Traitement à long terme
Les troubles liés à la consommation d’opioïdes sont notoirement difficiles à surmonter. Il n’est pas rare que quelqu’un réussisse à se désintoxiquer juste pour rechuter quelques semaines plus tard. Mais si vous avez utilisé Suboxone pour traiter votre dépendance, vous êtes déjà en avance sur le match. Suboxone vous donne le temps de développer une stratégie de traitement à long terme sans être distrait par l’inconfort du sevrage.
Après Suboxone, un plan de traitement à long terme devrait se concentrer sur la prévention d’une future rechute. L’orthophonie joue un rôle très important dans la prévention des rechutes. Une fois que vous aurez arrêté Suboxone, vous aurez surmonté votre dépendance physique aux opioïdes, mais pas les aspects psychologiques de la dépendance.
La thérapie par la parole peut vous aider à découvrir pourquoi vous avez commencé à consommer des drogues en premier lieu. Vous pouvez apprendre à identifier des situations et des sentiments spécifiques qui vous ont amené à l’utiliser dans le passé. L’identification de ces déclencheurs vous aide à reconnaître et à éliminer les schémas de pensée négatifs qui vous amènent à prendre de mauvaises décisions.
La recherche montre que la combinaison de la thérapie par la parole et de la gestion des médicaments est plus efficace dans le traitement de la dépendance aux opioïdes que les médicaments seuls.
Il existe de nombreuses façons d’explorer la thérapie de conversation.
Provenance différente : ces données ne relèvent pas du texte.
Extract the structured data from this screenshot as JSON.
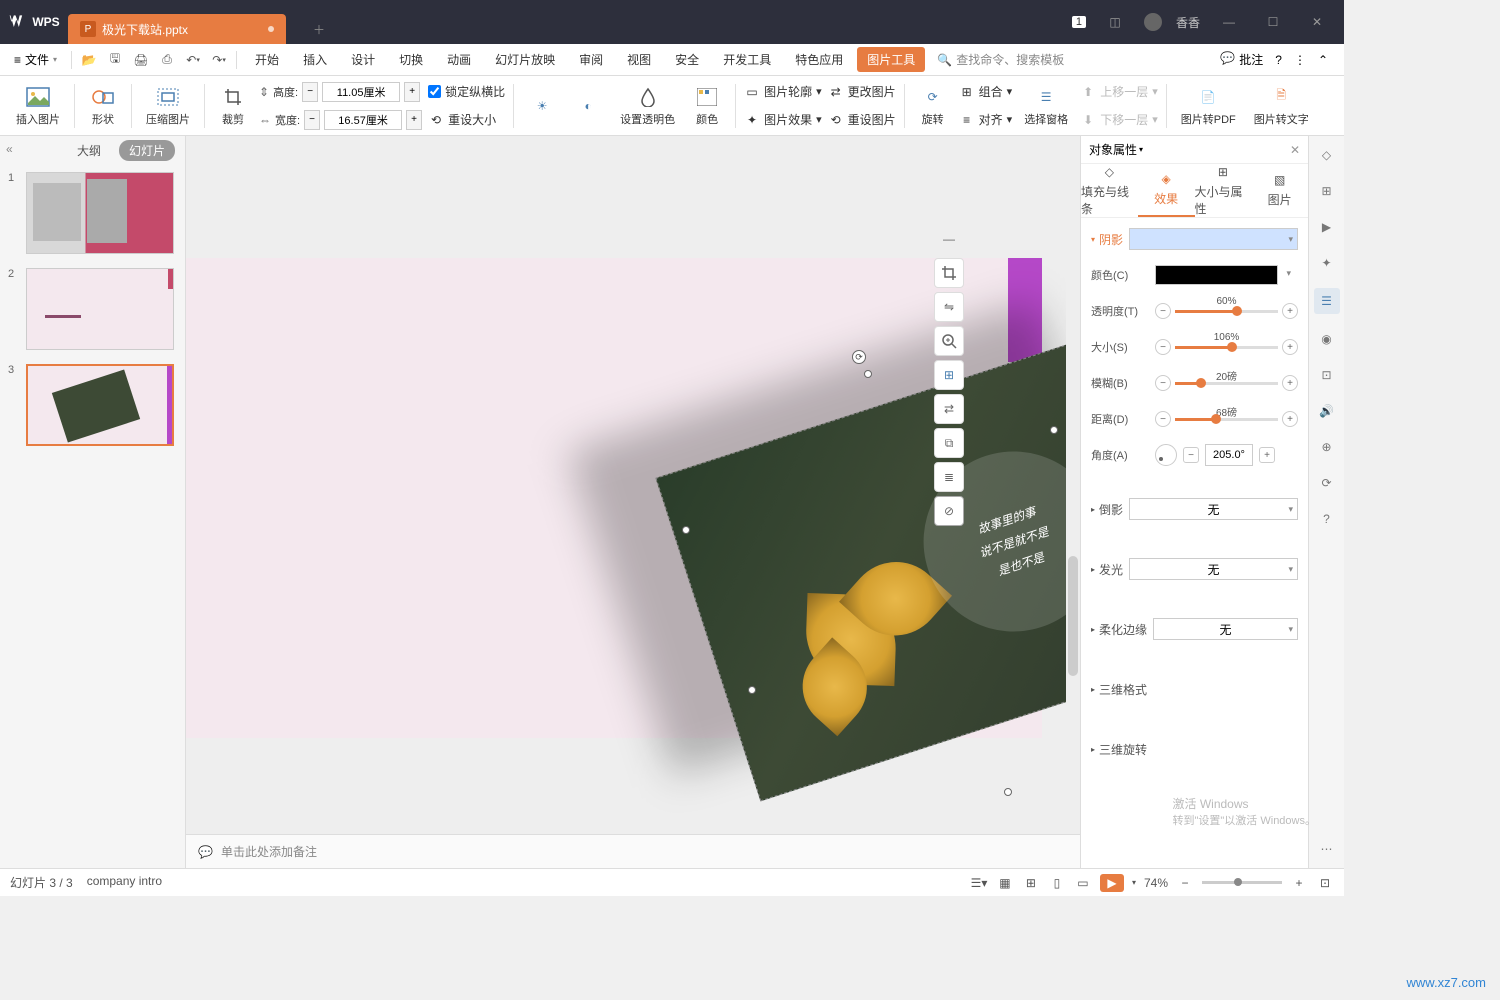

Vous pourriez envisager de travailler personnellement avec un psychologue ou un conseiller en santé mentale en pratique privée. Vous pouvez rencontrer un conseiller en santé mentale ou en toxicomanie dans une clinique communautaire locale. Ou vous pouvez explorer les programmes de thérapie de groupe, qui sont offerts dans de nombreux hôpitaux, cliniques et centres de traitement de la toxicomanie.
Ressources
Pour plus d’informations sur les réunions de Narcotiques Anonymes (NA) dans votre région, visitez leur site Web. Vous pouvez trouver une réunion près de chez vous avec votre répertoire de recherche.
Si vous êtes le proche d’une personne atteinte d’un trouble lié à la consommation d’opioïdes, vous voudrez peut-être envisager de participer à un groupe de soutien pour des personnes comme vous. Nar-Anon est un programme en 12 étapes pour la famille et les amis des personnes ayant des problèmes de toxicomanie. Lors de ces réunions, vous pouvez parler à des personnes qui ont vécu les mêmes peurs et frustrations que vous.
Un mot de Verywell
Si vous prenez du Suboxone et prévoyez de cesser de fumer, vous êtes probablement déjà sur la voie du rétablissement. Ne vous trompez pas par vous-même lorsque vous essayez de laisser la dinde froide, travaillez avec un médecin. N’oubliez pas qu’une rechute à ce stade peut être très dangereuse, alors ne faites pas trop confiance à votre capacité à vous abstenir. Trouver une forme de soutien, que ce soit par le biais de réunions ou de séances de thérapie, peut vous aider à rester sobre à long terme.